No Midnight Label: spinART
Birdmonster have a lot of fans and vocal supporters on the internets, and they frequently compare them to fellow blog-darlings Clap Your Hands Say Yeah. That comparison is, for lack of a better term, totally wack. While Clap Your Hands Say Yeah sound like a slightly more indie version of Arcade Fire or Modest Mouse, Birdmonster’s blues/country-tinged take on punk rock is much more reminiscent of the White Stripes, and may remind some of the criminally underheard Deadboy & the Elephantmen. Oh, and they are also a hell of a lot better than those overrated, hand-clapping hipsters, too.
On their debut, No Midnight, Birdmonster certainly demonstrate more emotion and power than that awkwardly-named group from New York. Birdmonster clearly embraces their San Francisco punk-roots but injects them with an almost down-home country feel, even sometimes employing cellos and banjos. This isn’t crazy psychobilly punk, though, where country and rockabilly tunes are sped to hardcore punk tempos and performed in a tongue-in-cheek kind of way. In fact, it’s the other way around, with the punk rock sneaking its way into country and blues jams, retaining the power of punk rock and the emotion that the best country music had to offer.
Some songs show a country/blues influence more than others. The title track is almost entirely a banjo ballad, until the very end where it erupts into a punk rock explosion. “Cause You Can,” on the other hand, sounds more like Franz Ferdinand or the Strokes than anything you might hear out in the Appalachia. Even more surprising is that Birdmonster still manages to sound fresh and original even then, mainly because of the incredibly strong signing and songwriting of guitarist Peter Acumi.
Rawer than Jack White, but more melodic and accessible than fellow punk-blues rocker Dax Riggs from the aforementioned Deadboy & the Elephantmen, Acumi’s instantly recognizable voice is perfect for the kind of music Birdmonster seems intent on creating, one part punk, one part down-home country and one part pure pop.
Songs like “The Bar in the Back of the Basement” are really where Acumi shines.

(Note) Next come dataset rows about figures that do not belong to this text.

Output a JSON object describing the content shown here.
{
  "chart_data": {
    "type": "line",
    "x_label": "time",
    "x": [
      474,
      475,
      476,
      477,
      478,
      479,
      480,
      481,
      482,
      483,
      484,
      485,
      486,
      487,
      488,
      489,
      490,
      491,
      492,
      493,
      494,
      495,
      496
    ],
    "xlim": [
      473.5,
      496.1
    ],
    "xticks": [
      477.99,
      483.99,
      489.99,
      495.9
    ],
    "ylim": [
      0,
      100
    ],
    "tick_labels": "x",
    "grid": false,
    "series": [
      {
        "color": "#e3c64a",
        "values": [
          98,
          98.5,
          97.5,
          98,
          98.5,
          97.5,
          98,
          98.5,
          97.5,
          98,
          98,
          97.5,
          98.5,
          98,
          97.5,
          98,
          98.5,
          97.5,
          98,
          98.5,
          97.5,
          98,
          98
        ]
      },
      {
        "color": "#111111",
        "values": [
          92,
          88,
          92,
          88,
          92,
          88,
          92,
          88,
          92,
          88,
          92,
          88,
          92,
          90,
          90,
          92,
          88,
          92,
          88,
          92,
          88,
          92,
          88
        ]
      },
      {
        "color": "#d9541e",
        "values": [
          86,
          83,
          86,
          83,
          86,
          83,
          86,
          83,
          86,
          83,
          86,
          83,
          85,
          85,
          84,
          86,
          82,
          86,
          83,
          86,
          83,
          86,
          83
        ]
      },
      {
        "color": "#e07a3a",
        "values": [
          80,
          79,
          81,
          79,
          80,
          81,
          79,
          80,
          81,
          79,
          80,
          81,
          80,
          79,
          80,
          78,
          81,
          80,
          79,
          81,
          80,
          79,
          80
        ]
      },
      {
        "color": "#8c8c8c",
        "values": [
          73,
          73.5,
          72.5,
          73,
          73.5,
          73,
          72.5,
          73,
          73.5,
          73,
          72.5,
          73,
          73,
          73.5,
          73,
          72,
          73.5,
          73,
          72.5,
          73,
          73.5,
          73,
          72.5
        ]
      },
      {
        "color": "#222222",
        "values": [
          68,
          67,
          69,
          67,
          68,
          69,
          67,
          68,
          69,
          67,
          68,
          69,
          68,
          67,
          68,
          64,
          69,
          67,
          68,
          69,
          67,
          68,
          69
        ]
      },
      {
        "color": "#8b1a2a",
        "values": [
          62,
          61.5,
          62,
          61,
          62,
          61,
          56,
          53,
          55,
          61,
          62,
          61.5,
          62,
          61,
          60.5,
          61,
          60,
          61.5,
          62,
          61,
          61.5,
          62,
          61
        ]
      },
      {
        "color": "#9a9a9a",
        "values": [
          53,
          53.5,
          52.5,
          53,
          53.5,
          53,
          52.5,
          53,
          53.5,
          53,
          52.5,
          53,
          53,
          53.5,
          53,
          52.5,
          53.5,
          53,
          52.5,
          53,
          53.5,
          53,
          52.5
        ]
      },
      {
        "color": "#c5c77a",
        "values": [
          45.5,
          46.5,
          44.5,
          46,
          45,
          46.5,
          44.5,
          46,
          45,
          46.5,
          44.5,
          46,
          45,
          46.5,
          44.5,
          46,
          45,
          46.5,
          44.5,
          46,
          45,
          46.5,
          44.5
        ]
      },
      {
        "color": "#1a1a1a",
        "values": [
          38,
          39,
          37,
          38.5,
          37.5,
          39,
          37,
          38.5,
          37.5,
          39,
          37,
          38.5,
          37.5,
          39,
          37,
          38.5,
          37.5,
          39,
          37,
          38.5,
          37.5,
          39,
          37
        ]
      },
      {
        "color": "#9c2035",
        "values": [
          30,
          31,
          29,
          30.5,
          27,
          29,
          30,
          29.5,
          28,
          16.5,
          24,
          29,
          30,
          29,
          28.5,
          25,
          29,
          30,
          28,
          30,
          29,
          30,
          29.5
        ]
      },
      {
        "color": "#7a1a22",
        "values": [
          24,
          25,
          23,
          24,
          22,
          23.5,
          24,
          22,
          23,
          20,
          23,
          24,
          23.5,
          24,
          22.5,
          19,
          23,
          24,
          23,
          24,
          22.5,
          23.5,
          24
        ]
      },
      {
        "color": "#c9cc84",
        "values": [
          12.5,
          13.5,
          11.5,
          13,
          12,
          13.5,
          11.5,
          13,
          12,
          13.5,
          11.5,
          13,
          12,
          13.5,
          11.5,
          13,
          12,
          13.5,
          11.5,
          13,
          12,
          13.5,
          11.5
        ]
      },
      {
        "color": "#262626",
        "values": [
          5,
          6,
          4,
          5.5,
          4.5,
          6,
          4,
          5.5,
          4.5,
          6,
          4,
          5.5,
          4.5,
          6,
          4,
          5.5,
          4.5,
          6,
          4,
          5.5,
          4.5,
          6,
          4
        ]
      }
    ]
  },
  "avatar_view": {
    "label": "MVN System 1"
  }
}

As his tortured voice bellows out “Where did you come from little girl?” he almost sounds like Leadbelly did when he bemoaned to his girl “Where did you sleep last night?” all those years ago. Then as he spits out the song’s title at a nearly incomprehensible tempo, the banjos and country-feeling of the song vanishes and is replaced with trashing guitars and the spirit of Leadbelly is suddenly replaced by the spirit of Frank Black. Yeah, Black may not be dead, but it fits my analogy, so shut up.
Birdmonster isn’t the first band to successfully combine the sensibilities of punk rock with the emotion of the blues. But they may be the first to throw in hoedown-like banjo jams into the mix. The indie scene is far too full of bands that, while musically talented, can be downright boring. Yeah, Sufjan Stevens, Iron & Wine and Xiu Xiu are fine, but you really can’t rock out to them, can you? High energy, catchy, and most importantly, fun, Birdmonster is for the indie rocker that wants the emphasis on the rock without losing any of the indie in the process.